My first Olympic outreach was in 1984, just a couple months after I married Stasia. For a couple of years a call to missions had been burning in my heart. In 1982, 30 days before his plane crash, Keith Green held a concert in Long Beach auditorium. Keith shared passionately his conviction that Jesus commanded all of us to go with the Gospel, stressing it should be the exception if we stay. There wasn’t a dry eye in the place. I know, because I was there. God called me to missions that night, and I assured Him that when the time came —-when I was released from my responsibilities as a youth pastor, I would go and not look back.

Two years later, still a youth pastor, I decided it was time to leave my Jerusalem (San Diego) and take a team from my church to the LA Olympic Outreach. There were only a half dozen of us. We slept on Sunday school room floors at an Assembly of God church in West Los Angeles. We weren’t alone. We were grouped with a team of 12 Australians led by a New Zealander. These guys were troopers.

Here I was —-a green, southern California boy who had never been outside the state of California whose “mission experience” began and ended with car washes and personal evangelism at the mall, and I felt like I had en-countered the Green Beret of God’s army. For three weeks we witnessed at Venice Beach, served water to athletes on the UCLA campus, reached out to homeless people in the inner city, engaged in intercessory prayer every morning and worshipped past midnight every night. I loved those Aussies! They were the coolest bunch of Christians I had ever met. I had no idea then that in a few years I would end up in Australia. For me, in the summer of 1984, the mission journey had begun.

There was so much prayer and unity in the ’84 Olympic outreach that the crime rate dropped radically. There were ZERO homicides in Los Angeles during the games. Over a thousand people came to Christ each day on the streets. I was so excited about what was happening all around that one night I called Stasia and said “get ready to start packing, honey! We’re gonna be missionaries!” One year later we were.

olympic outreach

Ministering the Gospel through drama in Plaza Real in Barcelona, Spain, ’92 Olympic Outreach.

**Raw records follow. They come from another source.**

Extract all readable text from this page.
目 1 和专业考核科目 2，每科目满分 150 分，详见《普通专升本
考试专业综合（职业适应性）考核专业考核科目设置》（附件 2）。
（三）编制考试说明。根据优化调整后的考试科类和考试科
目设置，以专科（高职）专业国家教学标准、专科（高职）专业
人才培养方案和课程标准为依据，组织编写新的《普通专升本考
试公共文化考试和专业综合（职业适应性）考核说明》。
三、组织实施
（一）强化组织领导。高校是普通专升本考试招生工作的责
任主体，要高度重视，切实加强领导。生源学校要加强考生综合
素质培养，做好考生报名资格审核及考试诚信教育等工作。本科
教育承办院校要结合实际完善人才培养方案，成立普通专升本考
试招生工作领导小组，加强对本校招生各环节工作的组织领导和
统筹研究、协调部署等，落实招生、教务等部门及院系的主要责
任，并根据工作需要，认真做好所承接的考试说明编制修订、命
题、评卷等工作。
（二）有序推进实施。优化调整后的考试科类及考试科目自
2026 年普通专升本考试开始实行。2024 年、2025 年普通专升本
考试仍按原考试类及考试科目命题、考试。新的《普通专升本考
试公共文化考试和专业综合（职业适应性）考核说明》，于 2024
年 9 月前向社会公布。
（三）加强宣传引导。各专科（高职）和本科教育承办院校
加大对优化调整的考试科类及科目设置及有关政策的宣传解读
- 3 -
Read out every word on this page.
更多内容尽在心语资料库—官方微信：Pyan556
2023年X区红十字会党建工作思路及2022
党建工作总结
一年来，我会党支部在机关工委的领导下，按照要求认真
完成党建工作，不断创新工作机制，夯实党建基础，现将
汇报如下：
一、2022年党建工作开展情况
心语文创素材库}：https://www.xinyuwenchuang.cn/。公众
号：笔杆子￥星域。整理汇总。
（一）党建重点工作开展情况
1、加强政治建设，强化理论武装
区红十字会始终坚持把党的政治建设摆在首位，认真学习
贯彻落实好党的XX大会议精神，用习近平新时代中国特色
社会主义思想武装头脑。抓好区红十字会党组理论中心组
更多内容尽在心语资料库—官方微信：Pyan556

Then in 1992 I led a team of Australians (does God have a sense of humor or what?) from Sydney to participate in the Barcelona Olympic Outreach. Our team was a talented bunch of actors and pantomime artists who per-formed riveting street dramas, presenting the Gospel clearly without so much as a word. We were housed along with over 5,000 others at a high school campus in Mataro’, 40 minutes north of Barcelona. The night before the Olympics were to begin, the Mayor of Barcelona faxed a special permit to our mission leaders giving us the “run of the town”–permission to work and per-form in any park and plaza and street corner in the city. We must have walked a hundred miles over those two weeks.

Though Spain is extremely hard ground for the Gospel, we saw fruit and brought home some amazing stories and testimonies. One that sticks with me is the night a man started weeping at the end of one of our performances. He couldn’t stop. He shared with our translator that he was a mercenary—a hired killer—and he wanted to turn from what he had done, and receive God’s forgiveness. Our translator, who was from Argentina, stayed back with him long after we left to catch the train back to Mataro’. The next morning he came to us, beaming from ear to ear, announcing that the weeping mercenary found Christ in the early morning hours.

Holding the official Olympic torch in Harpendon, England during 2012 Outreach in London.

Holding the official Olympic torch in Harpendon, England during 2012 Outreach in London.

Flash forward 20 years. My 23 year old daughter Lauren and I chaperoned a team from upstate New York on an outreach to the Olympics in London, England. We represented Justice For Youth and worked alongside Stop the Traffick, a prominent Human Trafficking prevention organization launched by a prominent youth minister in the UK.  Our team of 13 people joined dozens of other volunteers from all over the world, staffing  brilliantly conceived and very effective displays. Besides engaging people directly on the issue of human trafficking, a primary focus of the UN Gift Box program was to gather signatures as a part of the “Global Initiative To Fight Human Trafficking,” interacting with hundreds of people each day from virtually every nation on earth.  Letting Jesus shine bright through our lives in all we say and do, and being prepared to give an answer to aall who ask us the reason for our hope. This is the tried and true recipe to change the world, one person at a time!

I look forward to Rio next year. Divine appointments await.